THE grieving mum of a British teenager killed in a Thai coach crash has blasted a Guardian newspaper journalist who cruelly mocked his death on Twitter.
Devastated Madeleine Boomgaarden said columnist Kia Abdullah had caused the family "much pain" and urged the newspaper to ban her.
Gap year students Max Boomgaarden-Cook, Bruno Melling-Firth and Conrad Quashie, all 19, died instantly when the coach they were travelling in was hit by another bus as they travelled from Bangkok on Tuesday.
Within minutes Abdullah tweeted: "Is it really awful that I don't feel any sympathy for anyone killed on a gap year?"
Unbelievably, she then added: "I actually smiled when I saw that they had double-barrelled surnames. Sociopathic?"

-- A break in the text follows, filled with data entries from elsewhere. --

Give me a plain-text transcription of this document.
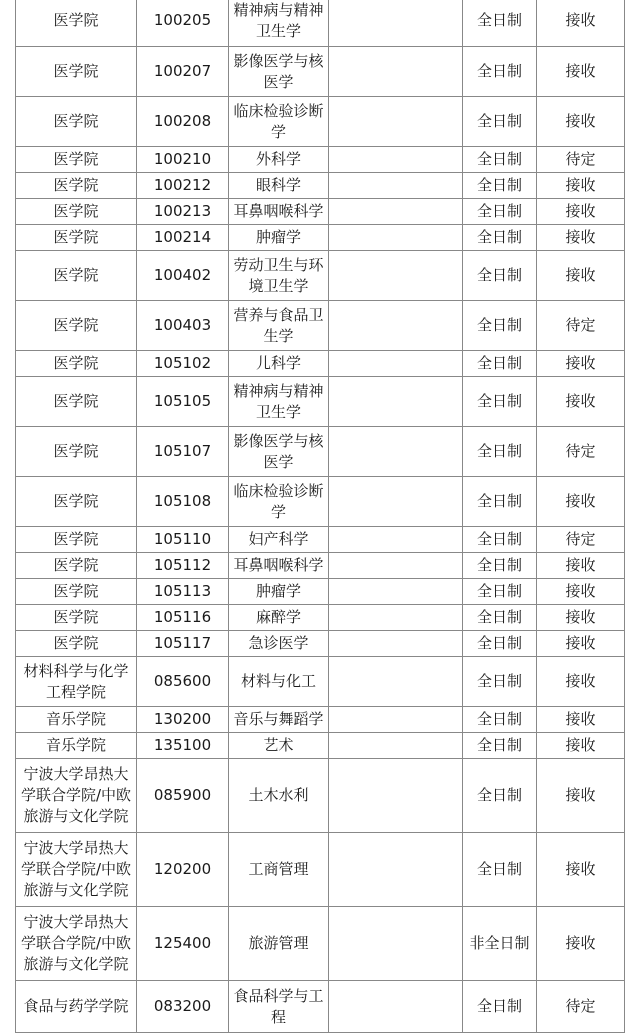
医学院	100205	精神病与精神卫生学		全日制	接收
医学院	100207	影像医学与核医学		全日制	接收
医学院	100208	临床检验诊断学		全日制	接收
医学院	100210	外科学		全日制	待定
医学院	100212	眼科学		全日制	接收
医学院	100213	耳鼻咽喉科学		全日制	接收
医学院	100214	肿瘤学		全日制	接收
医学院	100402	劳动卫生与环境卫生学		全日制	接收
医学院	100403	营养与食品卫生学		全日制	待定
医学院	105102	儿科学		全日制	接收
医学院	105105	精神病与精神卫生学		全日制	接收
医学院	105107	影像医学与核医学		全日制	待定
医学院	105108	临床检验诊断学		全日制	接收
医学院	105110	妇产科学		全日制	待定
医学院	105112	耳鼻咽喉科学		全日制	接收
医学院	105113	肿瘤学		全日制	接收
医学院	105116	麻醉学		全日制	接收
医学院	105117	急诊医学		全日制	接收
材料科学与化学工程学院	085600	材料与化工		全日制	接收
音乐学院	130200	音乐与舞蹈学		全日制	接收
音乐学院	135100	艺术		全日制	接收
宁波大学昂热大学联合学院/中欧旅游与文化学院	085900	土木水利		全日制	接收
宁波大学昂热大学联合学院/中欧旅游与文化学院	120200	工商管理		全日制	接收
宁波大学昂热大学联合学院/中欧旅游与文化学院	125400	旅游管理		非全日制	接收
食品与药学学院	083200	食品科学与工程		全日制	待定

Max's mum used Twitter to reply: "Your words have caused much pain. As the stepmother of one of the boys whose Thai bus coach deaths you laughed at, hope you regret the pain & your career dented.
"Didn't you realise that double-barrelled names mean a modern family coming together? We had a wonderful family with 4 boys."
Masterchef judge Jay Rayner, who also writes for The Guardian, wrote: "Max Boomgaarden-Cook's parents are friends of mine. The pain and hurt she has caused is appalling."
As a Twitter campaign was launched to get Abdullah banned from The Guardian website she writes for, she was forced to apologise and deleted the tweets. She wrote: "What I said was very stupid and heartless and I really should know better. I'm sorry."